Tonight's BCS National Championship Game between Notre Dame and Alabama has college football fans everywhere picking sides, and for good reason. These programs both have incredible histories, and millions of fans have deep connections to them. For me, though, the first thing that comes to mind when I hear "Notre Dame football" isn't Rudy, or Joe Theismann, or Lou Holtz. It's what's probably my favourite piece of sportswriting ever, Grantland Rice's "The Four Horsemen". A selection of what makes this stand out for me:
Outlined against a blue-gray October sky, the Four Horsemen rode again. In dramatic lore they are known as Famine, Pestilence, Destruction and Death. These are only aliases. Their real names are Stuhldreher, Miller, Crowley and Layden. They formed the crest of the South Bend cyclone before which another fighting Army football team was swept over the precipice at the Polo Grounds yesterday afternoon as 55,000 spectators peered down on the bewildering panorama spread on the green plain below. A cyclone can't be snared. It may be surrounded, but somewhere it breaks through to keep on going. When the cyclone starts from South Bend, where the candle lights still gleam through the Indiana sycamores, those in the way must take to storm cellars at top speed. Yesterday the cyclone struck again as Notre Dame beat the Army, 13 to 7, with a set of backfield stars that ripped and crashed through a strong Army defense with more speed and power than the warring cadets could meet.
Since the publication of that piece, in the New York Herald-Tribune in 1924, a hell of a lot's changed in the sportswriting world. Plenty of those changes have been for the better; so many more people have an opportunity to write for a big audience now, whether that's through traditional outlets or non-traditional blogs, and that's led to a much greater diversity of information and perspectives than was ever available in Rice's day. I think we've partially lost something along the way too, though; especially in the traditional outlets, there's been a lot of blowback against far-flung analogies and loquacious wording. To me, that's a loss. Not everyone needs to write like Rice, one of my favourite sportswriters (unlike the site that bears his name today) and his contemporaries, but I think there's a lot to admire in what they did, and it shouldn't be so casually dismissed.

One of the main criticisms of extensive analogies like the one Rice uses here is that they trivialize real-world events (cyclones, death, destruction and the like), and that's partially fair. Yes, football (and other sports) are nowhere near close to actual battles or disasters, and they shouldn't be seen as such. From here, there's always plenty of room for analogies, though. It's like reading or watching fantasy or science fiction books or novels; you know it's not strictly reality, but that doesn't make it invalid. That's why this corner will always support brilliant efforts along those lines, such as everything ever done by Bring Your Champions, They're Our Meat. It's also behind our ongoing silliness in everything from Tebow showtunes to Lord of the Rings/CFL comparisons.
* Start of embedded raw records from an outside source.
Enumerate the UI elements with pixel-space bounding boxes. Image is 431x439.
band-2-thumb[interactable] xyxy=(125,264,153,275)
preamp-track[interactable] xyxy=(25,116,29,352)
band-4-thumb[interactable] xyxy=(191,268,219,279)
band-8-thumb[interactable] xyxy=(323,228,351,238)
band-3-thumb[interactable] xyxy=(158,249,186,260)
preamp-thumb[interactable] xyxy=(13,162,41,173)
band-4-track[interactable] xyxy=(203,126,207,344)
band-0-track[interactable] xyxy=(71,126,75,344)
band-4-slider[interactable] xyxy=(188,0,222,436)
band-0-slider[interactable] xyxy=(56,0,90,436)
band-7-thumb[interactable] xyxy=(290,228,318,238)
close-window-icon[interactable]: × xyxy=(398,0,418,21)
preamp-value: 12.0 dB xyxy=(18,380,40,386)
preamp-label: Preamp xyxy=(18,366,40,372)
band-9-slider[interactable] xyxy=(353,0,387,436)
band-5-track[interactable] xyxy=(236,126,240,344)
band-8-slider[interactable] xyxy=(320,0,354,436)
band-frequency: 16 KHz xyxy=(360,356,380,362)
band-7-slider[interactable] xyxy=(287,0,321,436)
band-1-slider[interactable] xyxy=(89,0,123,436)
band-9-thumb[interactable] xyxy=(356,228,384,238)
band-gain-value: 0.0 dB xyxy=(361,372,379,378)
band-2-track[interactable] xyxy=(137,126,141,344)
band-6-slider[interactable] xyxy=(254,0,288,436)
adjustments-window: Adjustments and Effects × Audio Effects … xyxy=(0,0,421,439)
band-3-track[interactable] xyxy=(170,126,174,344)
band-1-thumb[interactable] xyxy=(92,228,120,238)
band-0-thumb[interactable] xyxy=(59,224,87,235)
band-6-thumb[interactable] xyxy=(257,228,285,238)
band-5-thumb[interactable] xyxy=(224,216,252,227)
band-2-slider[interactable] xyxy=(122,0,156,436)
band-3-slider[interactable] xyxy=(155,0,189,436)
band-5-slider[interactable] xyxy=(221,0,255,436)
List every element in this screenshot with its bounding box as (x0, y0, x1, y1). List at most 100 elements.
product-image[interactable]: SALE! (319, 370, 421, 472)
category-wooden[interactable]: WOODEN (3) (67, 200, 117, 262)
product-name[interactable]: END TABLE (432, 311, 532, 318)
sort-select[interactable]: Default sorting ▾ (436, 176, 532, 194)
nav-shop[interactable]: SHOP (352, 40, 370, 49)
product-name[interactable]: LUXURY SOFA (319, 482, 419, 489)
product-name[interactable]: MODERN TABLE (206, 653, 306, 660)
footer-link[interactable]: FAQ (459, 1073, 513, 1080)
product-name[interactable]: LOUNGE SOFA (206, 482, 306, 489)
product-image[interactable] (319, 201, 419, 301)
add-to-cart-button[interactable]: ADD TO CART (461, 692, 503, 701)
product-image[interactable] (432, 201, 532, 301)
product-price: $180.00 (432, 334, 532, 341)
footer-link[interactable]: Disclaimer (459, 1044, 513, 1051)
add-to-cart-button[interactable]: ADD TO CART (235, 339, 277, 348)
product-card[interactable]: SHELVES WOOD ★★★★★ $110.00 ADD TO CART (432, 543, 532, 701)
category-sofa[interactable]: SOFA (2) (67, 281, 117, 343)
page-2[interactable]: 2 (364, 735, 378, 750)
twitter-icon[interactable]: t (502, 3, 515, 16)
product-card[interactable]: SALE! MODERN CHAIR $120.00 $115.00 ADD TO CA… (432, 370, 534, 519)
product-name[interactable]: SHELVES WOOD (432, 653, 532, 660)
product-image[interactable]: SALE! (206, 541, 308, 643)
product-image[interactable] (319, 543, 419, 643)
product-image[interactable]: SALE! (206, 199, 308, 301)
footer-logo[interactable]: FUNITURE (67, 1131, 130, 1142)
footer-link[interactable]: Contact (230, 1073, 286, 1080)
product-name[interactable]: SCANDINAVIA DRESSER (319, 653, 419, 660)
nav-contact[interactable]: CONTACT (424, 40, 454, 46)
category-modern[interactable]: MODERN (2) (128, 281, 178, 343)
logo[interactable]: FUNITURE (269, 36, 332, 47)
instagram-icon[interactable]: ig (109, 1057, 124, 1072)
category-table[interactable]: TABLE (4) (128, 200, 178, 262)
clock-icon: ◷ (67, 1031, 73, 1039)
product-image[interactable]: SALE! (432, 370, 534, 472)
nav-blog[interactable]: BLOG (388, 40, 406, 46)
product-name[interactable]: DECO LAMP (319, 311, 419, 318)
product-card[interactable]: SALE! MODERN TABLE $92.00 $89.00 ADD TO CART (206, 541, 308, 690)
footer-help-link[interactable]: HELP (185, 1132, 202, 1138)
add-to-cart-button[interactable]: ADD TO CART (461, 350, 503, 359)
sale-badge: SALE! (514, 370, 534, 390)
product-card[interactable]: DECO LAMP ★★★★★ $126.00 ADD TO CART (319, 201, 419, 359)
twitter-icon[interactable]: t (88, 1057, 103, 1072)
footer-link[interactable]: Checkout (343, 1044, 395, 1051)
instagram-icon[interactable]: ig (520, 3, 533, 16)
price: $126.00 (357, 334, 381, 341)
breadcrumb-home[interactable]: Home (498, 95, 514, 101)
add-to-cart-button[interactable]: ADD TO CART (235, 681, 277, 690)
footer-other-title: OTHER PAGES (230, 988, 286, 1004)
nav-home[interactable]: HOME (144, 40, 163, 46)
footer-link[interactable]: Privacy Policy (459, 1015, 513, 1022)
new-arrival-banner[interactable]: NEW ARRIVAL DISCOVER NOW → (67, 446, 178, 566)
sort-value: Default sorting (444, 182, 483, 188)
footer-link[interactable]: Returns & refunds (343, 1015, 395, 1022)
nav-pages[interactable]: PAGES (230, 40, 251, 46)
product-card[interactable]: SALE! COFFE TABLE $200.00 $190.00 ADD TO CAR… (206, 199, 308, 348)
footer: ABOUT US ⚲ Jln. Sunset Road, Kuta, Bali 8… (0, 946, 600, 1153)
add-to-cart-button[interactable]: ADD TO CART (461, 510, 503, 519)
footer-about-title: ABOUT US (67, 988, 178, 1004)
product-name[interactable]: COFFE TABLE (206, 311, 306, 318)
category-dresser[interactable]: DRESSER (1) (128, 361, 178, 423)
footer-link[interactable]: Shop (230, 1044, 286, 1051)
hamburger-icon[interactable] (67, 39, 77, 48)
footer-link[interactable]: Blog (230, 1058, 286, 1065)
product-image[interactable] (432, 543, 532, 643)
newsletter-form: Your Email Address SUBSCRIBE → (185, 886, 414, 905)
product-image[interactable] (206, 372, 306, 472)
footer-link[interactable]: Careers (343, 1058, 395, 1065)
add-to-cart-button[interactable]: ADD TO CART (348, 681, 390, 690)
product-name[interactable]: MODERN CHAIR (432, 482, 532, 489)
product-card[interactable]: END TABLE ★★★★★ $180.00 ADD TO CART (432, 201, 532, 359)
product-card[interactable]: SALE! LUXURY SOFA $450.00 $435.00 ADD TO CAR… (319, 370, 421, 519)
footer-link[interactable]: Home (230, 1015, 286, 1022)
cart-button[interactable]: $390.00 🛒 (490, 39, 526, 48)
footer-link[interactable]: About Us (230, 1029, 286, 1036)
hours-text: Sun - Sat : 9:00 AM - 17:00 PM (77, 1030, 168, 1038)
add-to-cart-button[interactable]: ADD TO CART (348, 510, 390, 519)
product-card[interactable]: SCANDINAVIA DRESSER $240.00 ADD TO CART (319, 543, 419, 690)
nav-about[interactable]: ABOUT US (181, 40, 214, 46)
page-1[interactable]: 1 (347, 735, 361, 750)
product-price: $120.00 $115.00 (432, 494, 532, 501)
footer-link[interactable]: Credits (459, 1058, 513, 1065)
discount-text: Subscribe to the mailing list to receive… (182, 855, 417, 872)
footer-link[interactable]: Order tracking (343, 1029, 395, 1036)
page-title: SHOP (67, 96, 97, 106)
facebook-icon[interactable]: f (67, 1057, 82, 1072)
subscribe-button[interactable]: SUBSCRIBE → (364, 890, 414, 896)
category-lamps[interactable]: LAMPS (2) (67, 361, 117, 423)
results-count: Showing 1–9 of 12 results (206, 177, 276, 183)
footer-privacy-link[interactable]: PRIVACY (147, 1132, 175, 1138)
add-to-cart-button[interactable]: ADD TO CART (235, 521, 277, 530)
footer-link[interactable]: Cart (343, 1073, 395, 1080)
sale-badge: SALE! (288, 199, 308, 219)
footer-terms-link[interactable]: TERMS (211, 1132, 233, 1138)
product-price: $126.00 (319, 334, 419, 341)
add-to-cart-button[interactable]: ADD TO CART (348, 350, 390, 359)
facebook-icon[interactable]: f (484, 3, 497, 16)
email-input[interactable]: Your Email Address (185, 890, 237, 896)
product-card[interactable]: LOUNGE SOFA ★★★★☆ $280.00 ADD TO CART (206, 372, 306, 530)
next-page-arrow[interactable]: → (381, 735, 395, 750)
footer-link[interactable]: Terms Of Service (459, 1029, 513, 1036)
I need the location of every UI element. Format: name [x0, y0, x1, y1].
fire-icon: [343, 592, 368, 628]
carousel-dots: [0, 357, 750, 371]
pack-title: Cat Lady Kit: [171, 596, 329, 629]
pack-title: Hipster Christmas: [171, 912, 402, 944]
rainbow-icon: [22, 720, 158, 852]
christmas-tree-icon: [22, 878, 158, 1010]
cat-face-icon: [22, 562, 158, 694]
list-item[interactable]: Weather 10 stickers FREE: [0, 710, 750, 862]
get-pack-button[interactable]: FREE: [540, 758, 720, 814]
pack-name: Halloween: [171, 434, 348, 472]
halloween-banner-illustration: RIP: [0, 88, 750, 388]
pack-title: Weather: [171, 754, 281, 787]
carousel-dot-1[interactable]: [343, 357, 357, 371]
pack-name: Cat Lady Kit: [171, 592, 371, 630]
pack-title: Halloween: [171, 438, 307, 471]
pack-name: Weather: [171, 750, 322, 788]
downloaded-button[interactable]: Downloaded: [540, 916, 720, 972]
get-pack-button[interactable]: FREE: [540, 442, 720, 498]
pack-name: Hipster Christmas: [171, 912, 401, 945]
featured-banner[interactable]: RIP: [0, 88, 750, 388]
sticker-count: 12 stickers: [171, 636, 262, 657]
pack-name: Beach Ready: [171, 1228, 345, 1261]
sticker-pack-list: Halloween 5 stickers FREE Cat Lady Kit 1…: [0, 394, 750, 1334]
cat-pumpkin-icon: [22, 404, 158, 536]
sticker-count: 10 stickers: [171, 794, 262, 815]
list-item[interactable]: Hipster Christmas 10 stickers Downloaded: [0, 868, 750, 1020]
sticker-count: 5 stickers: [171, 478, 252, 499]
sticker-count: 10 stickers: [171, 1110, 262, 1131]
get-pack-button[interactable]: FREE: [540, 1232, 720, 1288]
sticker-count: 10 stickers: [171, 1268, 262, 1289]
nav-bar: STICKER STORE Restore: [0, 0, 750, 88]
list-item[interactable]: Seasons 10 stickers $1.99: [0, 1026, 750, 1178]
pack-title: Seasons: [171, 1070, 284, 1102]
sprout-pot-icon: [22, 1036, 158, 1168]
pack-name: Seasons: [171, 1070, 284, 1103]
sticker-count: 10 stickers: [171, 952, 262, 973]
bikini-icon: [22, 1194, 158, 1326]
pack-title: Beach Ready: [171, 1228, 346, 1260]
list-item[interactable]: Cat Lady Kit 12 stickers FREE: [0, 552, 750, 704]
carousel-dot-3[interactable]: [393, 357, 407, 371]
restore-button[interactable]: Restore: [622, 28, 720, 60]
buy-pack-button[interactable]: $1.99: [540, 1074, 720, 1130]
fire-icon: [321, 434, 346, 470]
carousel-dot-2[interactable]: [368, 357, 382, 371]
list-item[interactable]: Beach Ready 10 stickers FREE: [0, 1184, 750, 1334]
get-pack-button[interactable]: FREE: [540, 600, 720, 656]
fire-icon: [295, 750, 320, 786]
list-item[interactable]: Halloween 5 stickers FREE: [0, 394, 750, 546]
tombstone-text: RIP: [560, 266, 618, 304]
Of course, they're not strictly accurate, and they don't tell the whole story, so there's always plenty of room for traditional news pieces as well. It's just worth pointing out that sometimes it can be much more enjoyable to read something where someone lets their imagination fly. Imagine if Rice had today's editors hacking and slashing the above piece of his? You'd wind up with something like this:

"Notre Dame beat Army 13-7 thanks to the efforts of four stars in front of a crowd estimated at 55,000."

And I doubt that game recap would be remembered almost 100 years later.

This touches on objectivity versus fandom a bit, but that's a complex issue that deserves more discussion of its own. Suffice it to say that from this corner, there are plenty of merits to both approaches. Root for whoever you like or don't root at all, but don't let anyone else make that decision for you. Over here, though, rather than root for Notre Dame or Alabama, I'm firmly in the corner of the sportswriters, particularly those who are willing to take a few leaps Rice-style rather than insisting on dull, just-the-facts takes on everything. That's why I'm wearing this shirt tonight; it's not an endorsement of the Irish, but an endorsement of one of their most famed chroniclers:


War Damn Sportswriting. Roll Tweets.